How do you know how much judgment a single call can reliably deliver? You measure. Run the same prompt a hundred times on real inputs and count how often it produces the same structured output. Below 95%, the prompt is doing too much; split it. Above 95%, you have found the right unit of work, and you can trust it within its narrow scope, the way you trust any other function in your codebase.
The math
Now the math. The math is the thing that makes this non-negotiable, and I have found that founders who do not believe the argument do believe the arithmetic.
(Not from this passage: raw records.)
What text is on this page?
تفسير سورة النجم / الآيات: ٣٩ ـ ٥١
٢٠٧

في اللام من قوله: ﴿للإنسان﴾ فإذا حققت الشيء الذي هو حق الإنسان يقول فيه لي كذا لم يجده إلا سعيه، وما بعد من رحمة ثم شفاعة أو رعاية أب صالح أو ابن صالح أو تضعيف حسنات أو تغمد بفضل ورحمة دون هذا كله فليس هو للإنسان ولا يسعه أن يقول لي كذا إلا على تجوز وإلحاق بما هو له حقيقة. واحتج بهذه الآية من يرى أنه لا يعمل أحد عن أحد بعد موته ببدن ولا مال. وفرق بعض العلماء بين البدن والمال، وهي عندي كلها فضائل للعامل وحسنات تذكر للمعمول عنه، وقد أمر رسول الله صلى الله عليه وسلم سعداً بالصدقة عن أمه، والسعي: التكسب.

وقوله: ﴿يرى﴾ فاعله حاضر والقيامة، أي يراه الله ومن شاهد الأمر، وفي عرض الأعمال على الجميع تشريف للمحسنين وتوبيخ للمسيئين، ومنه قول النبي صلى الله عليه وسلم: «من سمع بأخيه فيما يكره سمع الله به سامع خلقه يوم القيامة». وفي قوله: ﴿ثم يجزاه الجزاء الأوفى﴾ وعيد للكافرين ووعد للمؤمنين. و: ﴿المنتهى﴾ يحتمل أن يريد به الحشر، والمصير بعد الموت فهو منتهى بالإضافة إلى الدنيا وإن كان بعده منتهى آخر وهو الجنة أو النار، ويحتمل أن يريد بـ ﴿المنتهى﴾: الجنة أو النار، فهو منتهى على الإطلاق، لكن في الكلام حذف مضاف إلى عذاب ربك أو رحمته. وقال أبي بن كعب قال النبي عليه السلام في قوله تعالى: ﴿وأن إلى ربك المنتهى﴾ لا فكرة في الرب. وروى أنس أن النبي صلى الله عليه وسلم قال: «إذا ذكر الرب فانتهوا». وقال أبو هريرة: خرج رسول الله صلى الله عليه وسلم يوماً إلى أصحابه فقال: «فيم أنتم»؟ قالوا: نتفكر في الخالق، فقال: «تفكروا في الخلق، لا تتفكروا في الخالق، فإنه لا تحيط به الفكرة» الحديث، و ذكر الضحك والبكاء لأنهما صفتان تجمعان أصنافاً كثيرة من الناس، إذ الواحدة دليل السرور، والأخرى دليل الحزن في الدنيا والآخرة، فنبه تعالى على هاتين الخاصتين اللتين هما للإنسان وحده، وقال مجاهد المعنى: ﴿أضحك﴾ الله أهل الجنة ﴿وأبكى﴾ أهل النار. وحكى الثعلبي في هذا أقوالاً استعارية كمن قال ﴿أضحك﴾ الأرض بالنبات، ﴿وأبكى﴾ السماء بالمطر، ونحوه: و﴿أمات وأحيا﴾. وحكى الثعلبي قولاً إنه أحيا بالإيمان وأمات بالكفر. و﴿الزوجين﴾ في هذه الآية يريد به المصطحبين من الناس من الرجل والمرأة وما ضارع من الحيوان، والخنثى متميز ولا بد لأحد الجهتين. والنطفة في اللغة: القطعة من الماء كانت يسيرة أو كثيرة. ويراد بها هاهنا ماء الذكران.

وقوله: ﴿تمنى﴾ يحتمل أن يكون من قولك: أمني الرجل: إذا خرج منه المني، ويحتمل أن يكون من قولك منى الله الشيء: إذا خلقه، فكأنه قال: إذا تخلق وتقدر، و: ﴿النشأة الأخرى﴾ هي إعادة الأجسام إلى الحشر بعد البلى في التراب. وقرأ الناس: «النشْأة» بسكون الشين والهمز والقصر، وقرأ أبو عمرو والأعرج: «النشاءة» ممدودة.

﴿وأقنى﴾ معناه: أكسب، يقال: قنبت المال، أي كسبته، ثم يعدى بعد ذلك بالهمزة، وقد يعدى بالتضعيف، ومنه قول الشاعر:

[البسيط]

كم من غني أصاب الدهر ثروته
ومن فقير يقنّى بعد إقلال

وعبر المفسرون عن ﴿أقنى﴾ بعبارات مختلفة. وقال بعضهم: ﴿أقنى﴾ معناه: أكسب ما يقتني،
Most single-agent systems I audit are trying to carry 70% reliability across seven sub-tasks. Do the multiplication. 0.7 to the seventh power is about 0.08. That is an 8% end-to-end success rate. The founder sees 70% per step and thinks the system is "mostly working." It is not. It is 8% working, and the other 92% is silent drift that nobody notices until a customer complains.
Now the same math for a pipeline of small agents at 98% each. 0.98 to the tenth is about 0.82, an 82% end-to-end success rate, from agents that individually look only modestly more reliable than the one big agent. The difference between 8% and 82% is not a rounding error. It is the difference between a system that ships and a system that embarrasses you in public.
,A chain is only as strong as its weakest link. English proverb, rediscovered monthly by every AI engineer.
The chain does not just break at the weakest link. It multiplies the weaknesses of every link along the way, and that multiplication is what makes single-agent systems collapse at scale.
Actionable conclusions
Audit your system for control flow buried in prompts. Every time you see a sentence like "decide whether to…" or "if X, then…" inside a prompt, that is a control-flow decision the LLM is being asked to make. Move it to code, even if the code is an if-statement. The model will be more reliable for having less to do.
Measure per-step reliability, not end-to-end accuracy. Run every prompt a hundred times on real inputs and record the output distribution. Anything below 95% structural consistency is a candidate for splitting; anything below 80% is a candidate for rebuilding entirely.
Wire sub-agents with deterministic code, not another agent. The temptation is to have a "planner" agent that decides which sub-agent runs next. Resist. A planner is just another big agent in disguise, and it will have all the same failure modes as the monolith you are trying to escape. Use a state machine, or a DAG, or a simple for-loop with if-statements. Boring wins.
Log every sub-agent's input and output separately, so you can find out which link in the chain broke. If all you have is "the whole pipeline failed," you are back in the dark. Per-step logging turns a five-hour debugging session into a five-minute one.
So when a founder tells me they want "one agent that does the whole thing," I tell them what I am telling you. That is not the goal; it is the bug. The goal is a pipeline of small, boring, reliable agents that each do one thing, wired together with code you can actually debug and a trace dashboard you can actually read. Split your agent. Your success rate will thank you. Your customers will too, even if they never know why.